Tell that to a six year old, or even a sixteen year old. Obviously, you can't. Or rather you do tell them some part of that (probably the last sentence without all the whys and hows) and then put them on a bike, start them pedalling, and give them a shove. That's how they learn to ride a bike (usually after falling over a few times along the way). Only after they are riding and can feel how the bike rights itself if they turn into a lean, how it turns if they lean into a turn, how it is stable when going quickly and wobbly when going slowly, can they start to study why the bike works this way.
Otherwise they are merely memorizing a set of statements that have no meaning to them and which (as far as they are concerned) may or may not be true. I could just as easily say that there are invisible fairies that hold up your bike while you pedal and make it turn when you lean. You can even memorize a set of rule for how many fairies are present for bikes of different sizes and riders of different weights. Only when you try riding a bike can you try to make sense of the rules, be they fairies or forces and torques, and see which one you end up believing in.
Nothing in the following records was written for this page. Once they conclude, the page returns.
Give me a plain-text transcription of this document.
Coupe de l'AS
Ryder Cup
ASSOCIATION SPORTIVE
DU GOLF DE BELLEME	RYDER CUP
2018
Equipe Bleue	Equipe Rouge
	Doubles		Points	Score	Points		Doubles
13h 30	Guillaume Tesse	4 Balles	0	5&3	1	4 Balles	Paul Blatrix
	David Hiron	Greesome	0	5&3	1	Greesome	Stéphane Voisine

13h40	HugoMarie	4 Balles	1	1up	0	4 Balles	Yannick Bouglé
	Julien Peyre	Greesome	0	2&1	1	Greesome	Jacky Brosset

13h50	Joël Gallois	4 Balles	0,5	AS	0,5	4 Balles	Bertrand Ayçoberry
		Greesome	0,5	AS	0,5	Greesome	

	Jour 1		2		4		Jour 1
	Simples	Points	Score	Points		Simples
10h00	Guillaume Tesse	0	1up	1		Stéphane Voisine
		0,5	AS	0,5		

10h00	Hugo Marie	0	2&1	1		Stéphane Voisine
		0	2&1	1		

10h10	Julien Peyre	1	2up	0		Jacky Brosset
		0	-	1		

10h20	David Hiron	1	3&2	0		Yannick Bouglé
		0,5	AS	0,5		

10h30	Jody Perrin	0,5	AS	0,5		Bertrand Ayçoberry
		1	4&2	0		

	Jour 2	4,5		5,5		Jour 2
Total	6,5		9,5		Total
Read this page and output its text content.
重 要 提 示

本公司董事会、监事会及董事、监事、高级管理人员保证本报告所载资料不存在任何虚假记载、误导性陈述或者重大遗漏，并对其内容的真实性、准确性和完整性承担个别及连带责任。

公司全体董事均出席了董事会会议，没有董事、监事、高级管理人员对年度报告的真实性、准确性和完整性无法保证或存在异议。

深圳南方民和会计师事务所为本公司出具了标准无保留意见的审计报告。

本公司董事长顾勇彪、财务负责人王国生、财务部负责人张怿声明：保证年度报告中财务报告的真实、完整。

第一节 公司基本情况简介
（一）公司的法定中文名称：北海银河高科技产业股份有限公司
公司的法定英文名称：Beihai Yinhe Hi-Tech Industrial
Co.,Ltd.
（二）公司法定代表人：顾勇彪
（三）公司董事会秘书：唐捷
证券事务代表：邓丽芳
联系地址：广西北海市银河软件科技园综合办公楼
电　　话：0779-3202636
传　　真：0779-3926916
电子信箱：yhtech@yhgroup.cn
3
So it is for physics and really all subjects. Whether one is learning physics, learning to ride a bike, learning to play basketball, learning to knit a sweater - there is only so much one can ``learn'' studying the subject in the abstract, and to memorize all sorts of rules without building them into a system you understand is just a waste of everybody's time. To succeed in physics you therefore have to work many problems (one form of ``riding a bike'' in physics) and ideally, explore physics in a laboratory (the other). However, a physics ``laboratory'' is literally everywhere around you - by this I do not mean go into an actual lab and do carefully contrived experiments. The best laboratory is in your hands, in your pockets, on the table in front of you. Since physics describes the motion of everything, everything is a piece of physics apparatus, and many physics professors demonstrate elementary mechanics in class using books, coins from their pocket, a ball, a piece of string.